IRN AP06851248 “Development of models, algorithms for semantic analysis to identify extremist content in web resources and creation the tool for cyber forensics”

  • Project leader: Mussiraliyeva Shynar Zhenisbekovna

 

  • The main members of the research team:
  • Omarov B.S.
  • Bolatbek M.A.
  • Baispay G.B.
  • Narbaeva S.M.
  • Ospanov R.K.
  • Medetbek Zh.B.
  • Turarbek A.T.

 

  • The object of the study is the texts and metadata of users of the social networks "Vkontakte", "YouTube", bitcoin transactions.

 

  • The purpose of the research work is to conduct a comprehensive study and develop models, algorithms for semantic data analysis to detect extremist content in web resources, methods for identifying involved users and algorithms for graphical visualization of links, creating and researching a cryptocurrency transaction analysis model to identify suspicious ones, software development ExWeb and cyber-forensic tools for countering extremism.

 

  • Methods of conducting the work - during the study, methods of machine learning, methods of graphical visualization of connections, analysis of demographic attributes and analysis of social networks were used.

 

  • Results and novelty: for the first time, a corpus of extremist texts in the Kazakh language was created for training and testing machine learning methods to identify extremist texts in the Kazakh language; for the first time, taking into account the peculiarities of the Kazakh language, a semantic analysis model was built, which is distinguished by the application of the TF-IDF method to bigrams, previously applied by the stemming algorithm to the embedding layer of the words of the LSTM network and increasing the accuracy of determining extremist texts, a software module for collecting and analyzing web content to determine the extremist orientation.
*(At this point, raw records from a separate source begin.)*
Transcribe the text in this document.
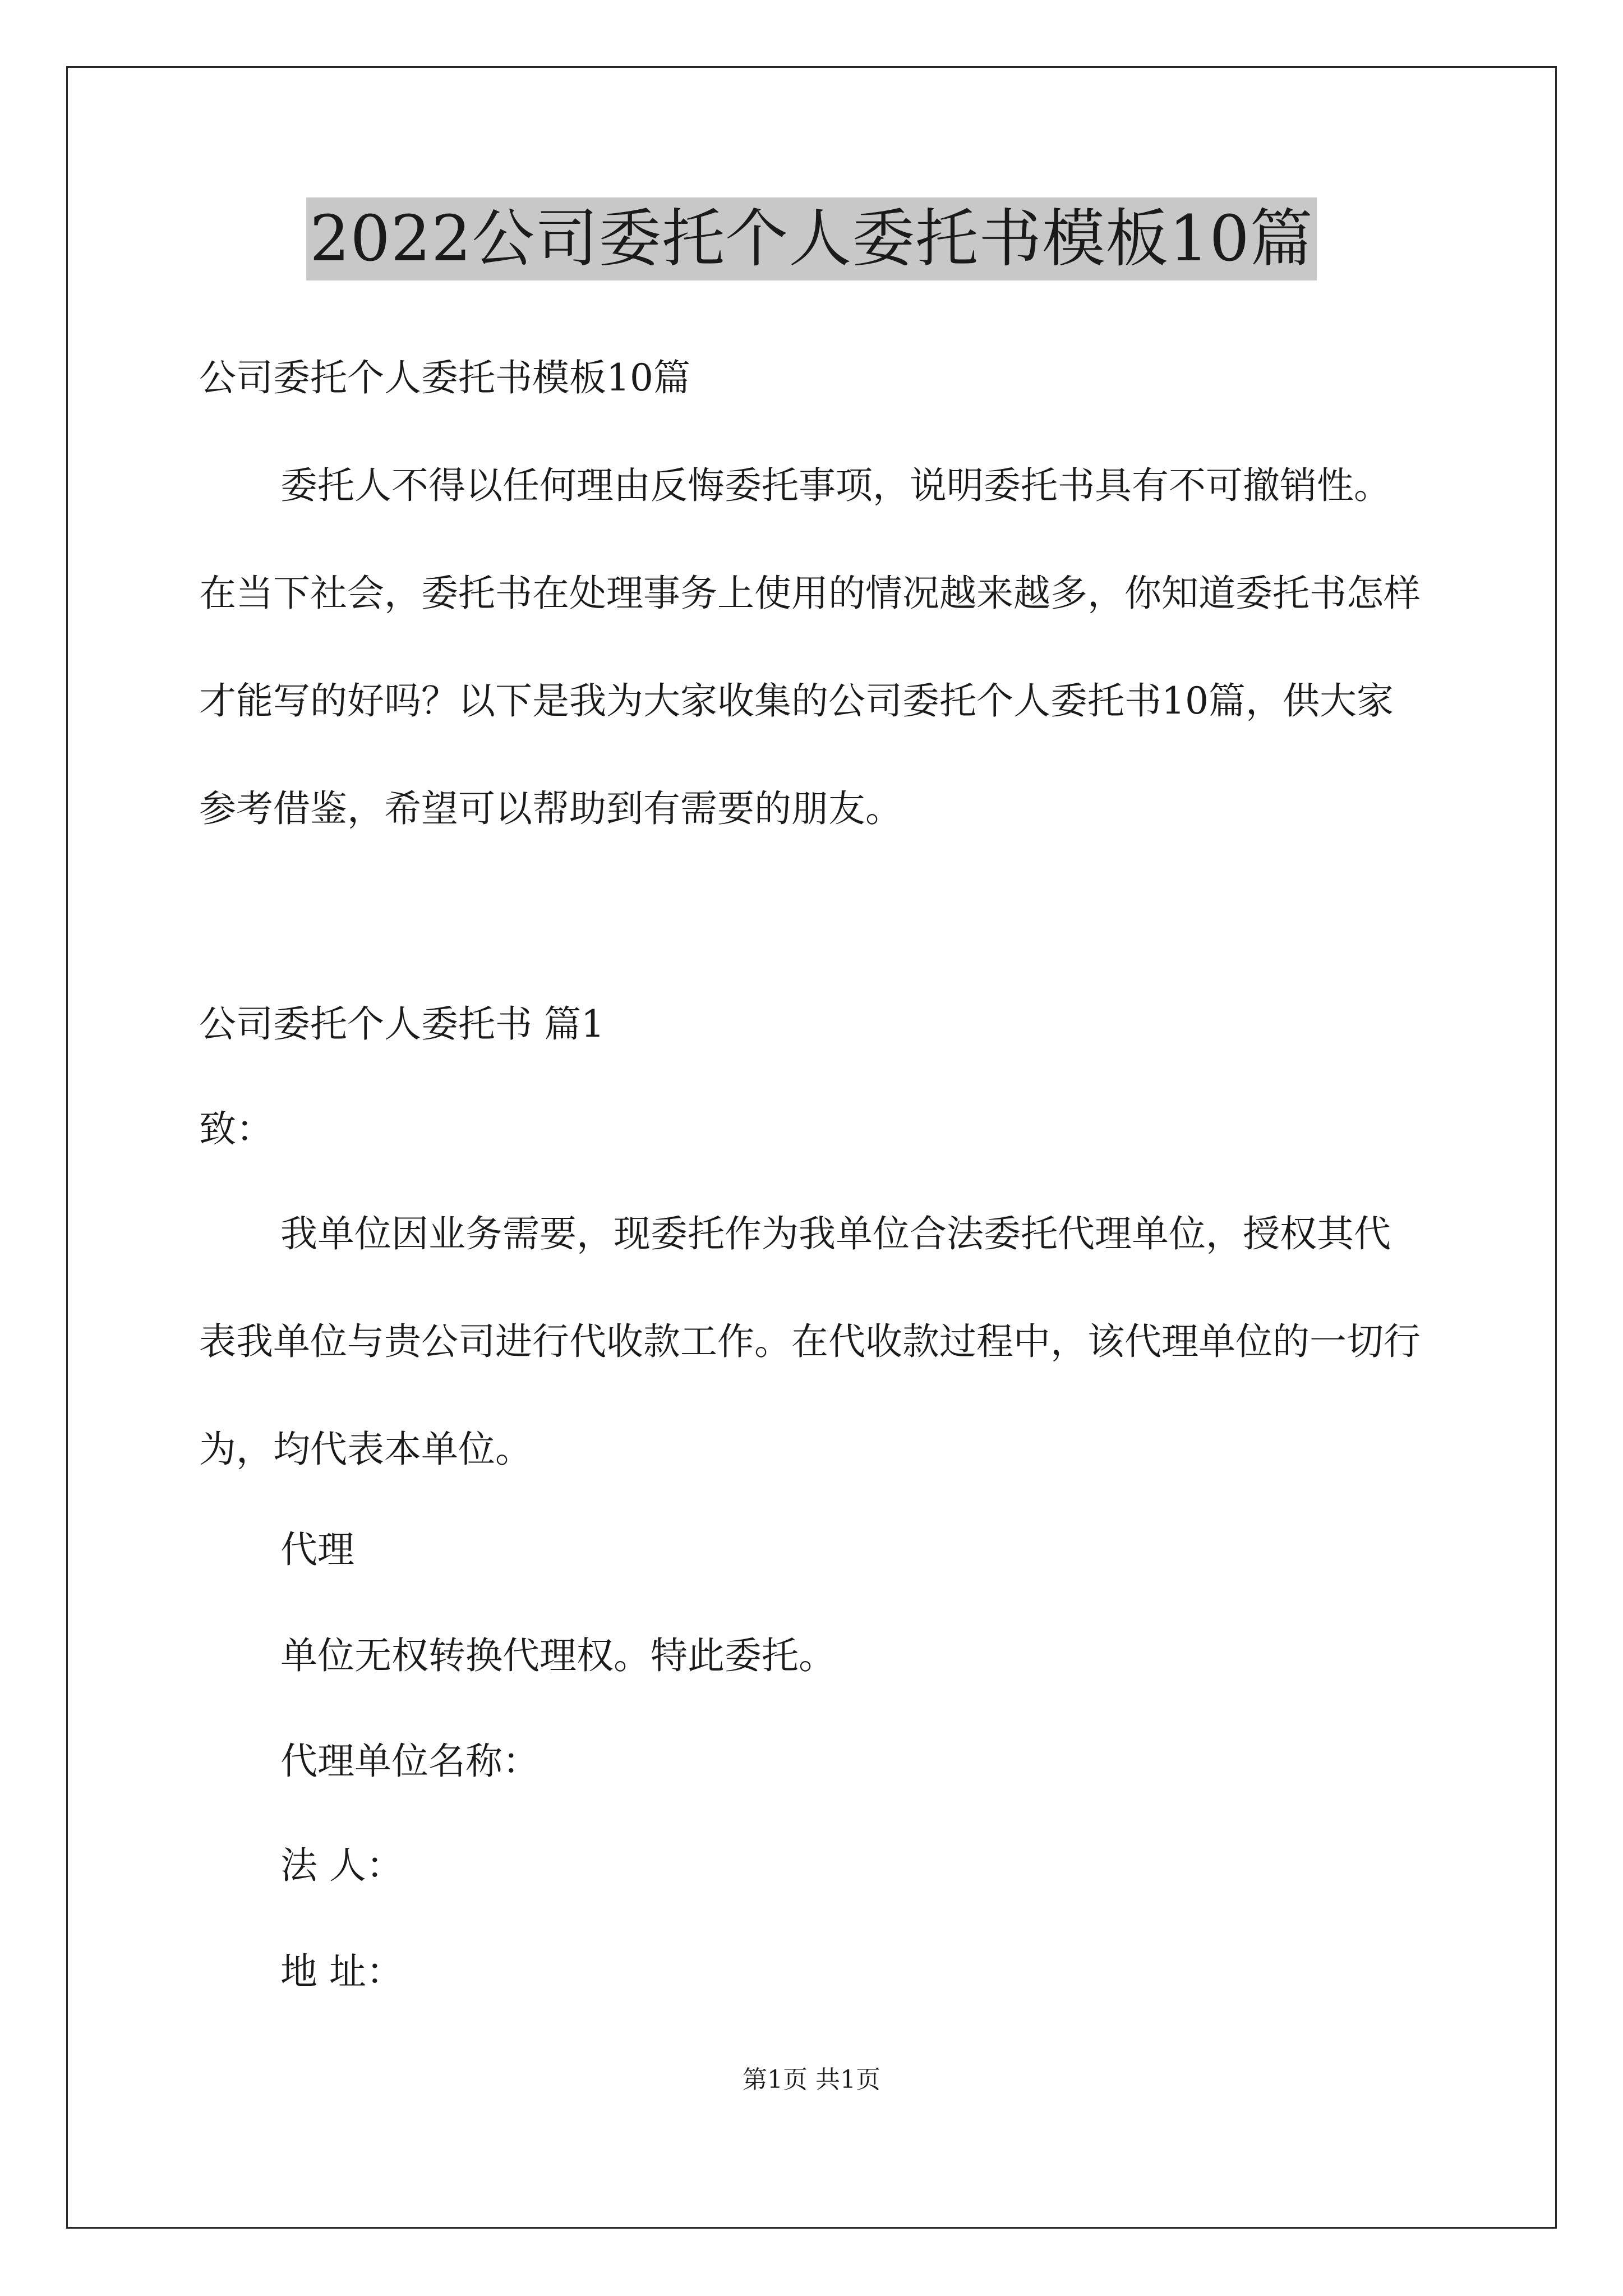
2022公司委托个人委托书模板10篇
公司委托个人委托书模板10篇
委托人不得以任何理由反悔委托事项，说明委托书具有不可撤销性。在当下社会，委托书在处理事务上使用的情况越来越多，你知道委托书怎样才能写的好吗？以下是我为大家收集的公司委托个人委托书10篇，供大家参考借鉴，希望可以帮助到有需要的朋友。
公司委托个人委托书 篇1
致：
我单位因业务需要，现委托作为我单位合法委托代理单位，授权其代表我单位与贵公司进行代收款工作。在代收款过程中，该代理单位的一切行为，均代表本单位。
代理
单位无权转换代理权。特此委托。
代理单位名称：
法 人：
地 址：
第1页 共1页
The method can be used as one of the elements for a system for monitoring and collecting data from social networks. User graphs were built based on metadata. A Bitcoin transaction analysis model was developed to detect suspicious transactions. A software application has been developed.

 

  • Scope: Target consumers of the obtained results - fundamental results can be used by the world scientific community; applied results in the form of methodology, algorithms can be used by authorized bodies to ensure information security, critical infrastructure, and counter Internet extremism.